Saturday, January 19, 2008

The Truth About Speed Reading

How important is speed reading in today's information overloaded world? What do the experts do to read faster and retain more? In Little Guide To Your Well-Read Life: How To Get More Books In Your Life And More Life From Your Books, Steve Leveen writes about the truth about speed reading.

Speed Reading Then and Now
Leveen writes:

"In the Space Age '60's, speed reading was seen as a scientific way to train people to cope with the ever-increasing amount of information. Yet today, in our Information Age, you don't hear much about speed reading. You can still find Evelyn Wood training sessions, but they have withered from six-week courses to one-day seminars. What happened?"

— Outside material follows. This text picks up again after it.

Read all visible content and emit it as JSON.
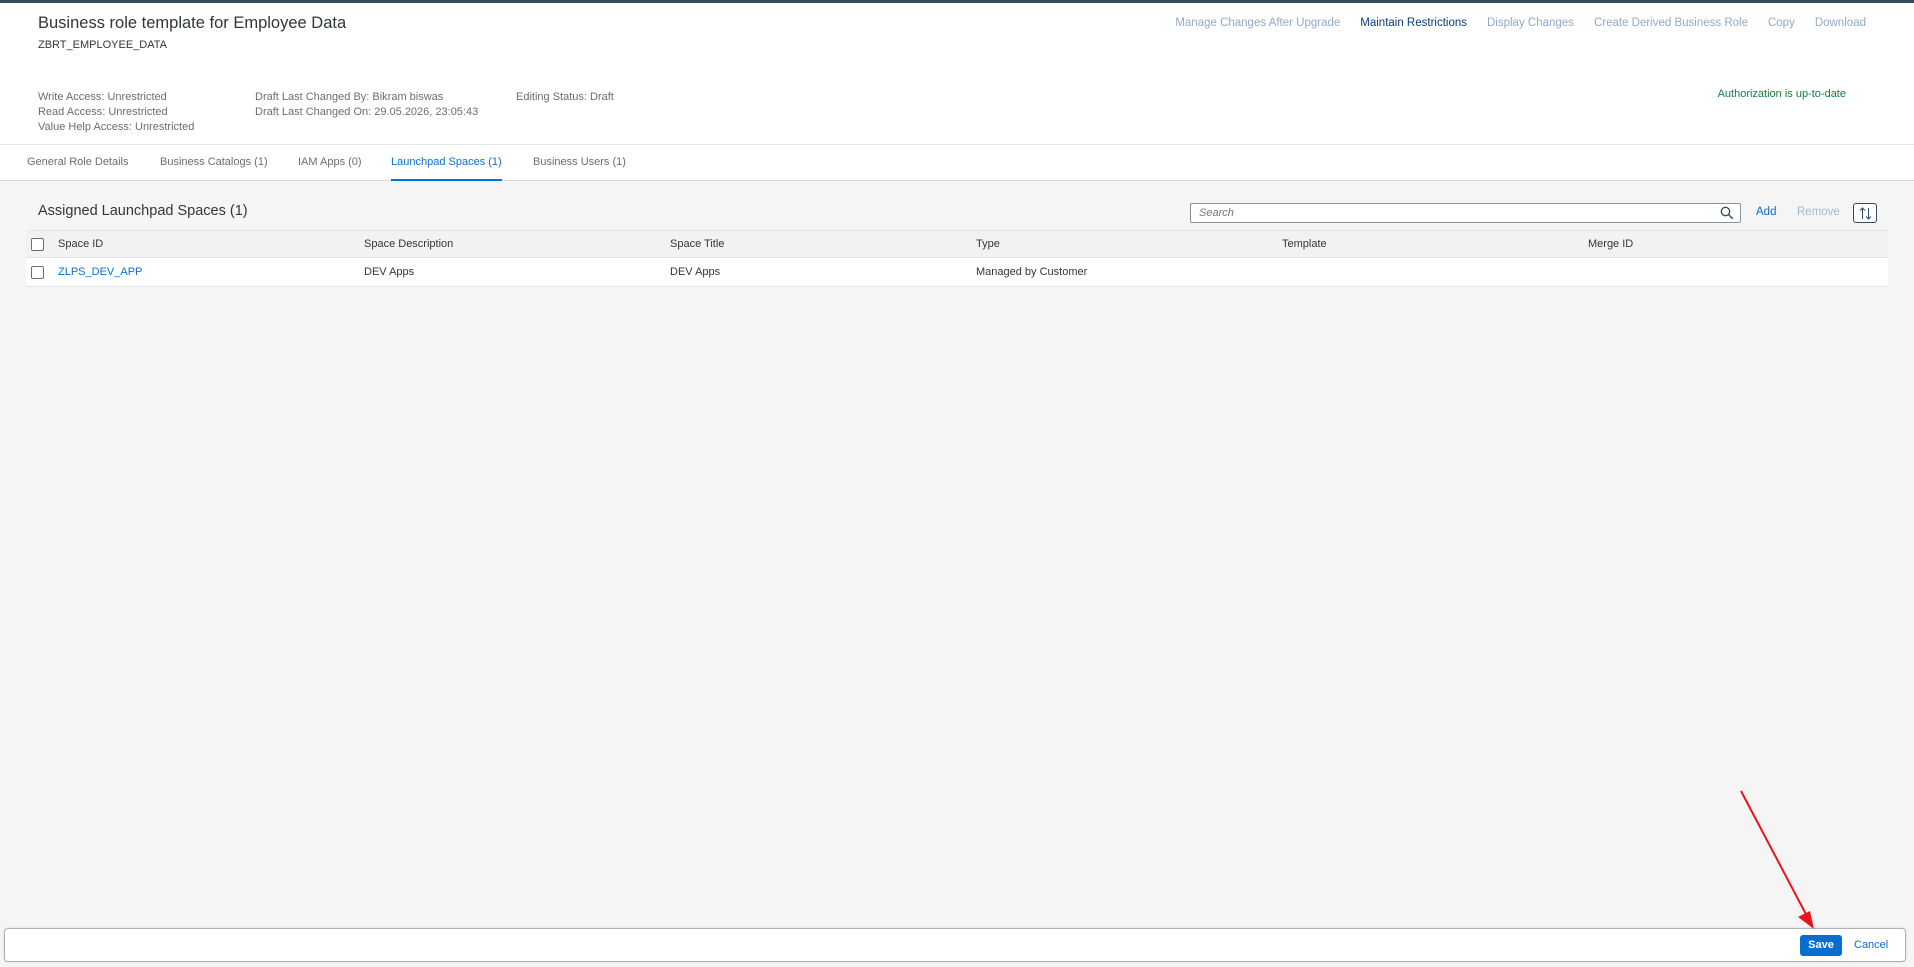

Speed Just Isn't That Important
Leveen writes:

"It turns out that speed just isn't that important. It is no magic cure for information overload. You can increase your speed, even dramatically, but pure speed is only part -- and not the biggest part -- of reading well."

Don't Let Your Eyes Limit You
Leveen writes:

"By the time Mortimer Adler revised How to Read a Book in 1972, he had to respond to what he termed the 'fad' of speed-reading courses. He agreed that they are useful in letting your reading speed be limited by your mind and not your eyes. By simply using your fingers together as a pointer and disciplining yourself to read in this fashion, he wrote you can read twice or three times as fast. Speed reading, says Adler, can improve elementary comprehension -- that is, what a book says. But speed reading can't help you understand what a book means. That says Adler, is controlled by your thinking speed, not your reading speed. Go ahead and take a course, he allowed; it won't hurt you. But it won't help you much either."

What The Experts Say
Leveen writes:

"Speed reading is no more likely to make you a good reader than the ability to run quickly will make you a good tennis player. None of the professional readers I've interviewed - editors, writers, publishers, booksellers, book reviewers -- believed that a speed-reading course made any difference for them. In fact, a surprising number said they consider themselves slow readers (although this is obviously a self-assessment). Only two people I've interviewed, both attorneys, reported that they profited by a speed-reading course. They use their skills today mainly for reviewing lengthy legal documents."

The Far Away Look
Leveen writes:

"When you think about it, aren't some of the most important moments in reading, whether for pleasure or for learning, when you stop and gaze off with that faraway look? At these moments, your reading speed slows to zero, but your understanding soars. Oliver Wendell Holmes said, 'The best of a book is not the thought which it contains, but the thought which it suggests just as the charm of music dwells not in the tones but in the echoes of our hearts.'"

Key Take Aways
I read a lot of information every day, on the job and on my own time, whether it's books, blogs, email, sites or feeds. If there's a better way I'm always looking for it. Here's my key take aways:

  • Don't let your eyes limit you. I didn't realize how limiting your eyes could be if you don't train them. A while back, I bought a product called EyeQ: Read and Process Faster in Just 7 Minutes (Package Edition, and I took it for a test drive. It's purpose is to improve your reading speed by improving your eye speed. I was already a fast reader, but by using EyeQ, I became very aware of where and how my eyes slowed me down. I was surprised by how quickly the training exercises improved my reading speed. I love the fact the program shows you measurable improvement in your reading speed. It feels more like a video-game than training.
  • Focus on comprehension over speed. Assuming your eye speed isn't limiting you, the next gate is your mind. What's the point of racing through a bunch of material if you don't understand it?
  • Use focus and priority over speed. Carve out what's important. There will always be more information than you can possibly read. If this approach is good enough for the experts, then maybe this is actually the proven practice for more effective reading.
  • Be flexible in your pace. At work, I have to parse a lot of email to get down to the actual points that matter. I do that in books, blogs and sites too. I selectively slow down or speed up, based on purpose and scale. If I have a lot of email, but I'm time-boxing my results, I set a faster pace. If I'm researching a topic and I have to hack my way through the information jungle, I set a faster pace. If I'm reading for leisure, I soak it up all in good time, at whatever pace feels good.
  • Slow down for the good stuff. Slow down for the "ah-has" and fully absorb the impact. Savor the good stuff.